Entrevista: Roberto Leal fala do problema de saúde e porquê resolveu se candidatar por SP

Por Odair Sene

Pela primeira vez na Adega da Lusa, Roberto Leal disse ao Mundo Lusíada que achou o ambiente “maravilhoso” e que lhe trouxe sentimentos especiais: “Essa visita me trouxe coisas maravilhosas, isso é como uma camisa ou um perfume que você gostas muito e não usa, então o que eu fiz hoje, foi um exercício de estar com as pessoas com aqueles mesmos olhares, mesmos cheiros, os mesmos aromas, aquelas coisas que nos traz à nossa terra, e são essas coisas que não podem desaparecer”, disse ele que ficou emocionado e contente por estar ali.
Roberto Leal passou sua mensagem política, sutilmente, dizendo apenas que “vamos nos unir, vamos fazer o que Deus quiser, se Deus não quiser, nós não vamos fazer”, disse afirmando que não quer ser deputado por ser, apenas, se dizendo realizado na carreira de cantor, ele acha que precisa fazer alguma coisa que talvez sendo deputado, ele consiga fazer.
Perguntado sobre sua entrada numa área movida pela corrupção, coisa que poderia até manchar sua imagem, Roberto Leal respondeu que “o ato é de quem pratica”, e justificou: “Na minha carreira eu passei por muitos testes, passei pelas pessoas mais drogadas, pessoas que cheiravam, pessoas que mais tinham problemas, e aqui estou sem lesões, é a mesma coisa que a corrupção na política, quem nasceu corrupto será corrupto na política, no comércio, vai ser numa igreja, em qualquer lugar que se encontre.

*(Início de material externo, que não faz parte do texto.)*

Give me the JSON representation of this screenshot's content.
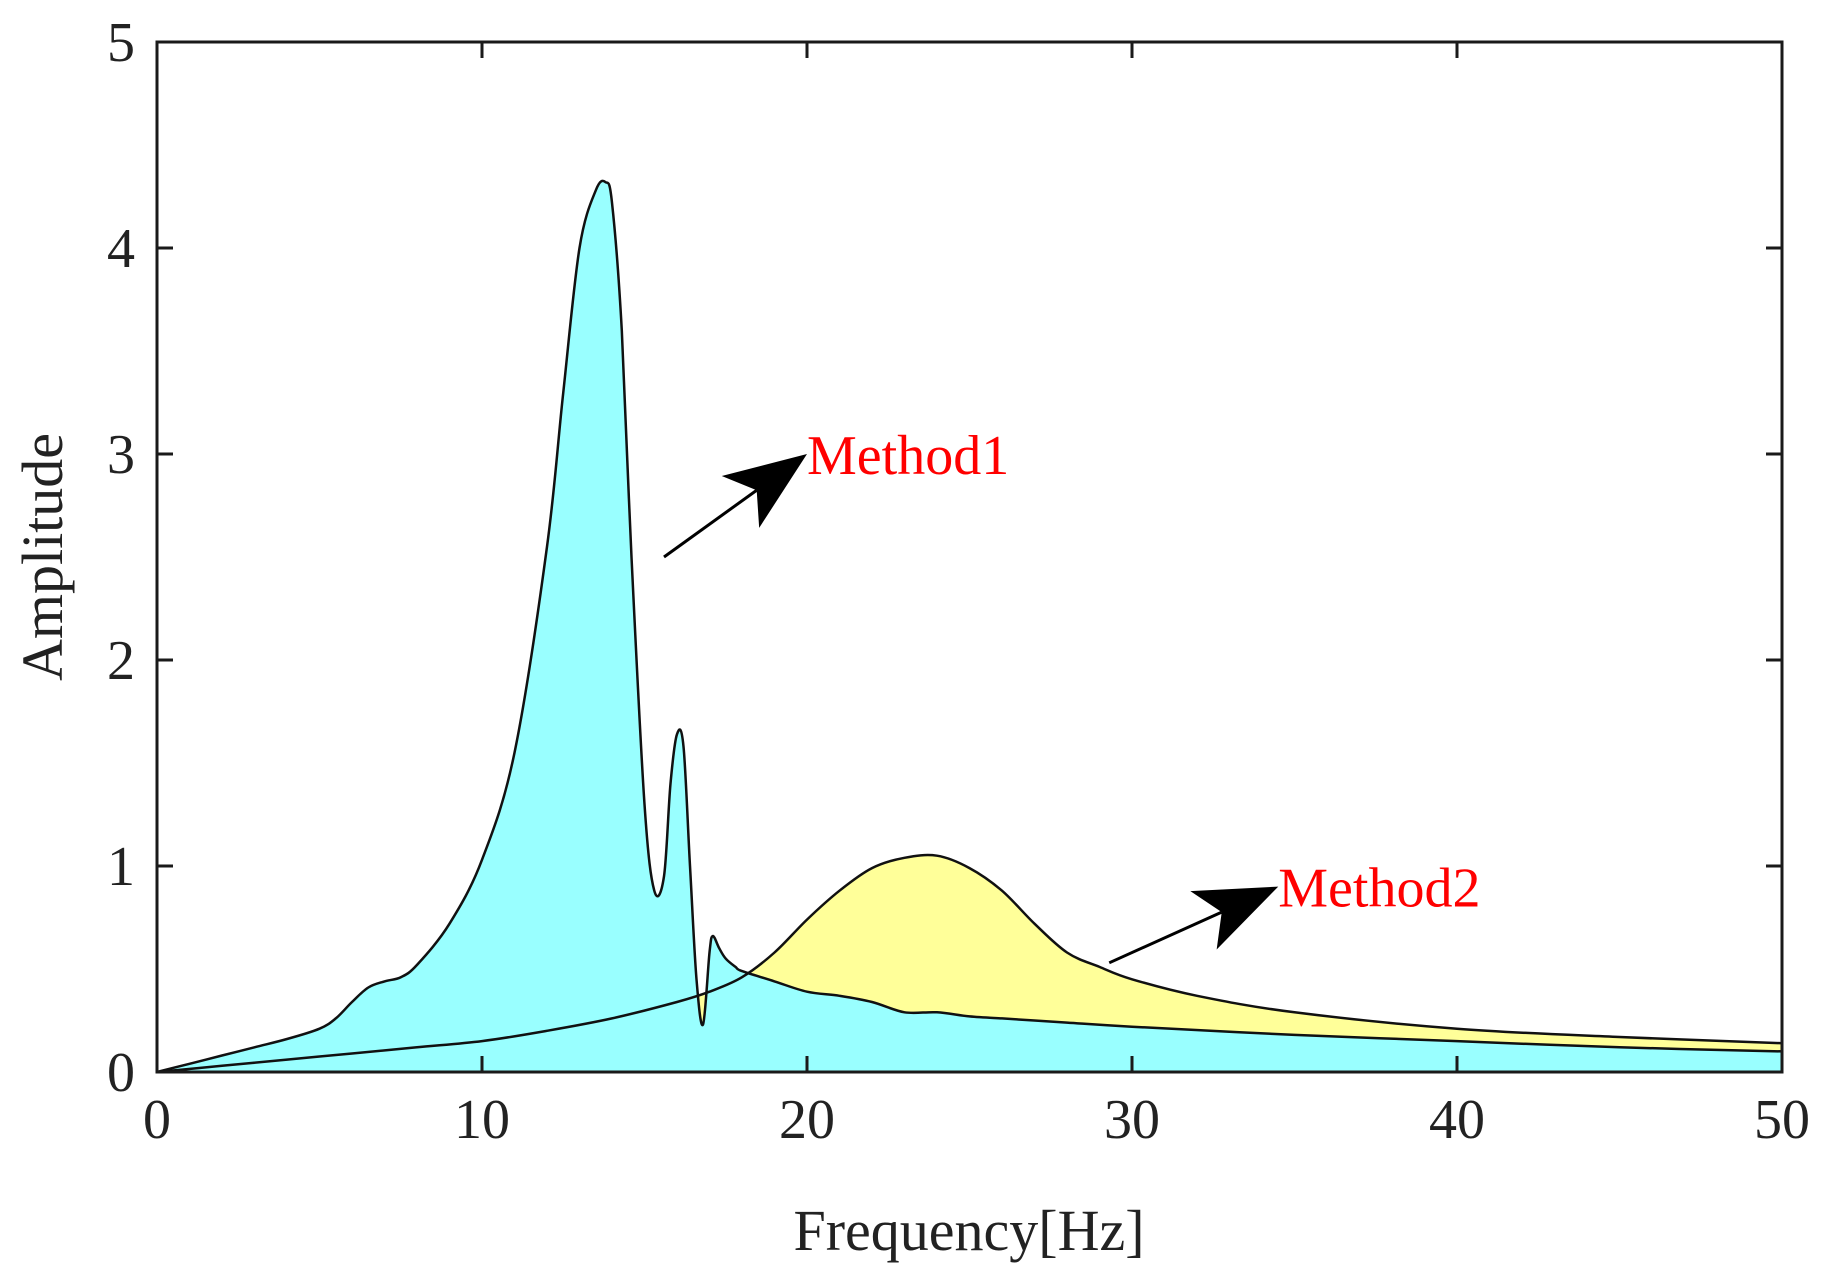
{
  "chart_data": {
    "type": "area",
    "title": "",
    "xlabel": "Frequency[Hz]",
    "ylabel": "Amplitude",
    "xlim": [
      0,
      50
    ],
    "ylim": [
      0,
      5
    ],
    "xticks": [
      0,
      10,
      20,
      30,
      40,
      50
    ],
    "yticks": [
      0,
      1,
      2,
      3,
      4,
      5
    ],
    "xtick_labels": [
      "0",
      "10",
      "20",
      "30",
      "40",
      "50"
    ],
    "ytick_labels": [
      "0",
      "1",
      "2",
      "3",
      "4",
      "5"
    ],
    "grid": false,
    "series": [
      {
        "name": "Method1",
        "fill": "#99ffff",
        "x": [
          0,
          1,
          2,
          3,
          4,
          5,
          5.5,
          6,
          6.5,
          7,
          7.5,
          8,
          9,
          10,
          11,
          12,
          12.5,
          13,
          13.5,
          13.8,
          14,
          14.3,
          14.6,
          15,
          15.3,
          15.6,
          15.8,
          16,
          16.2,
          16.4,
          16.6,
          16.8,
          17,
          17.1,
          17.3,
          17.5,
          17.8,
          18,
          19,
          20,
          21,
          22,
          23,
          24,
          25,
          26,
          27,
          28,
          30,
          35,
          40,
          45,
          50
        ],
        "y": [
          0,
          0.04,
          0.08,
          0.12,
          0.16,
          0.21,
          0.26,
          0.34,
          0.41,
          0.44,
          0.46,
          0.52,
          0.72,
          1.03,
          1.55,
          2.55,
          3.3,
          4.0,
          4.28,
          4.32,
          4.22,
          3.6,
          2.5,
          1.3,
          0.88,
          0.95,
          1.4,
          1.64,
          1.58,
          1.0,
          0.45,
          0.23,
          0.58,
          0.66,
          0.6,
          0.55,
          0.51,
          0.49,
          0.44,
          0.39,
          0.37,
          0.34,
          0.29,
          0.29,
          0.27,
          0.26,
          0.25,
          0.24,
          0.22,
          0.18,
          0.15,
          0.12,
          0.1
        ]
      },
      {
        "name": "Method2",
        "fill": "#ffff99",
        "x": [
          0,
          2,
          4,
          6,
          8,
          10,
          12,
          14,
          16,
          17,
          18,
          19,
          20,
          21,
          22,
          23,
          24,
          25,
          26,
          27,
          28,
          29,
          30,
          32,
          35,
          40,
          45,
          50
        ],
        "y": [
          0,
          0.03,
          0.06,
          0.09,
          0.12,
          0.15,
          0.2,
          0.26,
          0.34,
          0.39,
          0.46,
          0.58,
          0.74,
          0.88,
          0.99,
          1.04,
          1.05,
          0.99,
          0.88,
          0.72,
          0.58,
          0.51,
          0.45,
          0.37,
          0.29,
          0.21,
          0.17,
          0.14
        ]
      }
    ],
    "annotations": [
      {
        "text": "Method1",
        "color": "#ff0000",
        "tail": [
          15.6,
          2.5
        ],
        "head": [
          20,
          3.0
        ],
        "text_at": [
          20,
          3.0
        ]
      },
      {
        "text": "Method2",
        "color": "#ff0000",
        "tail": [
          29.3,
          0.53
        ],
        "head": [
          34.5,
          0.9
        ],
        "text_at": [
          34.5,
          0.9
        ]
      }
    ]
  }
}
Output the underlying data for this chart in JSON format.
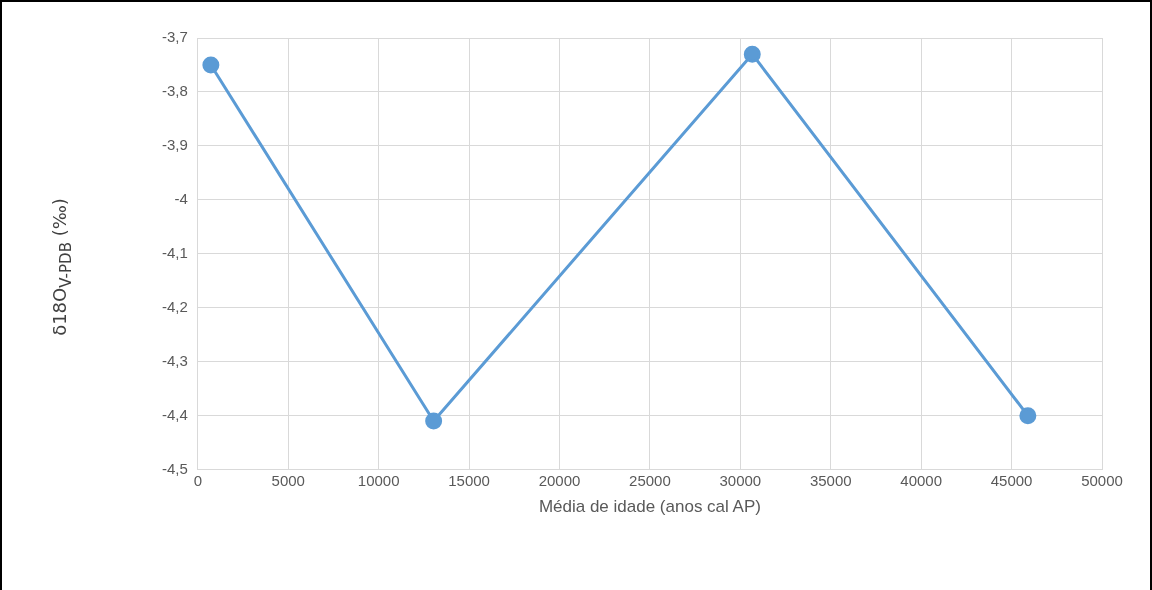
{
  "chart_data": {
    "type": "line",
    "xlabel": "Média de idade (anos cal AP)",
    "ylabel": "δ18O$_{V-PDB}$ (‰)",
    "x": [
      720,
      13040,
      30660,
      45900
    ],
    "series": [
      {
        "color": "#5b9bd5",
        "values": [
          -3.75,
          -4.41,
          -3.73,
          -4.4
        ]
      }
    ],
    "xlim": [
      0,
      50000
    ],
    "xticks": [
      0,
      5000,
      10000,
      15000,
      20000,
      25000,
      30000,
      35000,
      40000,
      45000,
      50000
    ],
    "ylim": [
      -4.5,
      -3.7
    ],
    "yticks": [
      {
        "value": -4.5,
        "label": "-4,5"
      },
      {
        "value": -4.4,
        "label": "-4,4"
      },
      {
        "value": -4.3,
        "label": "-4,3"
      },
      {
        "value": -4.2,
        "label": "-4,2"
      },
      {
        "value": -4.1,
        "label": "-4,1"
      },
      {
        "value": -4,
        "label": "-4"
      },
      {
        "value": -3.9,
        "label": "-3,9"
      },
      {
        "value": -3.8,
        "label": "-3,8"
      },
      {
        "value": -3.7,
        "label": "-3,7"
      }
    ],
    "grid": true,
    "legend": false,
    "marker": "circle",
    "line_style": "solid"
  }
}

Quando você tem Deus no coração, tem filtro, você pode estar em qualquer parte, o que a gente precisa, é não ficar só jogando pedra, é o que nós fazemos a maioria das vezes”, disse ele lembrando do atentado sofrido pelo candidato jair Bolsonaro, como sendo um ato de violência terrível, “que faz mal até para gente mais incrédula”, disse, falando que a corrupção será vencida porque “o bem sempre venceu o mal”.
Roberto Leal disse que quando começou a cantar, lá pelo ano de 1962/63, era quase palavrão, o bonito era cantar a música inglesa, americana, italiana e francesa: “mas eu disse, não, eu sou isso, e se eu conseguir, vai ser a bandeira que eu vou hastear, se eu não conseguir, ao menos eu tentei, o covarde é aquele que não vai para a batalha e morre sem ter tentado ganhar a batalha, essa a minha forma de estar”, disse.
Esta noite na Lusa o cantor também fez questão de esclarecer sobre rumores de que estaria deixando os palcos e por isso estaria entrando na política. “Que nem falem isso, eu não vivo sem a música, o que eu recebo [do público] eu levo comigo, você viu quanto amor, quanto carinho, como é que vou viver sem isso?”, disse reforçando a ideia de poder unir aquilo que faz artisticamente com a atividade política.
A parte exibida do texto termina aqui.